High heat, anything above 118 degrees F, denatures the naturally present enzymes in food.  Enzymes are the body’s little heroes.  Their role in digestion is to break food down into a simpler form.  Without enzymes, food can’t be digested.


What happens when we cook food and kill its natural enzymes?  Eating sterile foods means your gut works harder, a lot harder.  Now your gastrointestinal system must use and produce its own enzymes.


Here’s an example.  Ever heard of lactose-intolerance?  Lactose is a sugar in dairy products and its enzyme partner is lactase.  A person who is lactose-intolerant cannot produce enough lactase to break down the lactose sugar.  They’re left with painful cramps and bloating.  Every food, not just dairy, has an enzyme partner, which usually occurs naturally in the food!  Often, folks who have lived with lactose-intolerance for years find that they are perfectly able to eat or drink raw dairy products!  That is because the lactase enzyme is abundant in raw milk.


A chronic lack of enzymes is believed to lead to digestive diseases, nutrient deficiency, and weight gain.  Yuck!  Instead, a diet rich in enzymes promotes health, slows aging, and generates increased energy. 

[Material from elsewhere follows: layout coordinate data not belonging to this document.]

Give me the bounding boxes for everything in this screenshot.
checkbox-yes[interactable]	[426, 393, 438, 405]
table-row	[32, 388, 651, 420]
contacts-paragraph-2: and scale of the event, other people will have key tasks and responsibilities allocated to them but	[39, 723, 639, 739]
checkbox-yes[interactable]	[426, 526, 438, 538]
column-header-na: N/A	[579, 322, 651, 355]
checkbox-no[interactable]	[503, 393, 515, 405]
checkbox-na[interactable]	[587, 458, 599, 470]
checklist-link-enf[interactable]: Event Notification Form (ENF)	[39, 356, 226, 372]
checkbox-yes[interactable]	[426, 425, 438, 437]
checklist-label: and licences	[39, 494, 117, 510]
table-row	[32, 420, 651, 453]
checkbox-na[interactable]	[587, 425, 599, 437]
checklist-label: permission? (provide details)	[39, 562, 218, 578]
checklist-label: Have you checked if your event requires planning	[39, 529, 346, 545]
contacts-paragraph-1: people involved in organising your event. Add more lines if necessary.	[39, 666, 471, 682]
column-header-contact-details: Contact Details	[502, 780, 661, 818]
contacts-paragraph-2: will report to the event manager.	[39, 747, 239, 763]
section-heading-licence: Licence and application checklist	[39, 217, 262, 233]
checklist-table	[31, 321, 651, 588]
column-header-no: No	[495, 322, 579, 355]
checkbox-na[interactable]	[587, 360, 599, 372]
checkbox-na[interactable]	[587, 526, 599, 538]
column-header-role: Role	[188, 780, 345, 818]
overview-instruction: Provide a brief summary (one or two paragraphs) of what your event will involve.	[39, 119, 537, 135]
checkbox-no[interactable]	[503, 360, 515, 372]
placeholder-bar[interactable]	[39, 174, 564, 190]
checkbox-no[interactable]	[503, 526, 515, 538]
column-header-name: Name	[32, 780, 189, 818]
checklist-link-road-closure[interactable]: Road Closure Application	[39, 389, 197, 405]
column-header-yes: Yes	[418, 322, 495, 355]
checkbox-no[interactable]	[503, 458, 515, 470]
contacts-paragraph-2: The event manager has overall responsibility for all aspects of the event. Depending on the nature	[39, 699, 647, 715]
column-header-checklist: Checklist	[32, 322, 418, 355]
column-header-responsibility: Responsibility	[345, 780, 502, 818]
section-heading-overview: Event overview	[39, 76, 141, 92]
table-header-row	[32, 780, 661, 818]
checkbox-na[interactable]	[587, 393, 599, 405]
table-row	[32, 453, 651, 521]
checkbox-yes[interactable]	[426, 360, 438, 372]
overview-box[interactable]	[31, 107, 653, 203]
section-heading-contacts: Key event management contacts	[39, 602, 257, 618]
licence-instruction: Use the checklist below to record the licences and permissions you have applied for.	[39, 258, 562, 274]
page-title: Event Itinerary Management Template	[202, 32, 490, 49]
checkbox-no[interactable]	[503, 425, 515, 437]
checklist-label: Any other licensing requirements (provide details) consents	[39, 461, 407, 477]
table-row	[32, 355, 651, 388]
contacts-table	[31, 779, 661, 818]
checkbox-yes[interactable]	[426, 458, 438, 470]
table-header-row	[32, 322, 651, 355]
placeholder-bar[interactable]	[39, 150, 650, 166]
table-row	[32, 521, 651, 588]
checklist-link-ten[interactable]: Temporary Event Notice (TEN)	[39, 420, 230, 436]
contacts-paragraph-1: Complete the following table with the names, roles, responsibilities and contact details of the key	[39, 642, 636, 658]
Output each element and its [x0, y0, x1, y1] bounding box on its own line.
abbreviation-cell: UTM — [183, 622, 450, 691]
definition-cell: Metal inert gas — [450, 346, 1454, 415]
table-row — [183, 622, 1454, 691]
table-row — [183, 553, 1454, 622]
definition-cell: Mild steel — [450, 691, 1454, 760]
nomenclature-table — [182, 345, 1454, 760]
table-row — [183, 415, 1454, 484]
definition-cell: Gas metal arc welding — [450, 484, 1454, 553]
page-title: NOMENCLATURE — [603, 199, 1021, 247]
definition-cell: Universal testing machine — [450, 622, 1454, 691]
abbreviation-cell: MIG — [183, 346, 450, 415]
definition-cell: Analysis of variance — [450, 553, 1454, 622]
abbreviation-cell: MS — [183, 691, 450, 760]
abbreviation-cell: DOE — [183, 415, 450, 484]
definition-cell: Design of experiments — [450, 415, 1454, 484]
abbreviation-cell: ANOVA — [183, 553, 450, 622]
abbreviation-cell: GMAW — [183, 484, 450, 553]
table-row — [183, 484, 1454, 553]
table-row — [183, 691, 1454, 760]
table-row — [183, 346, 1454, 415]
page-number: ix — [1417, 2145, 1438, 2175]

If you lack energy or often feel fatigued, consider how much energy is drained from your body through inefficient digestion.  Instead of gaining energy from food, you’re left depleted!  Raw food enthusiasts claim eating live food skyrockets energy levels.  Why not let food digest itself, while you experience the energy it provides?


Beyond increased energy, benefits of raw foods can include clearer skin, weight loss, and reduced risk of disease.  Natural, uncooked foods are free of processed waste such as trans-fats, artificial additives, and added sugars.  Instead, they are high in fiber, cancer-fighting compounds such as phytochemicals and antioxidants, vitamins like folate and vitamin A, and minerals such as potassium and magnesium.


A recent study published in the Journal of Nutrition found that consumption of a raw food diet lowered total plasma cholesterol and blood triglycerides, decreasing the risk of heart disease, the number one killer for U.S. adults. 


My favorite reason to enjoy raw foods?  They’re colorful and delicious.  If you’re interested in raw foods, try making raw vegetables the foundation of most meals.  Leafy greens like kale and bok choy are tasty and versatile.  Eat more raw nuts and seeds, not roasted.  Consider switching from pasteurized milk to raw milk.  Start your raw food exploration and enjoy the benefits of living food!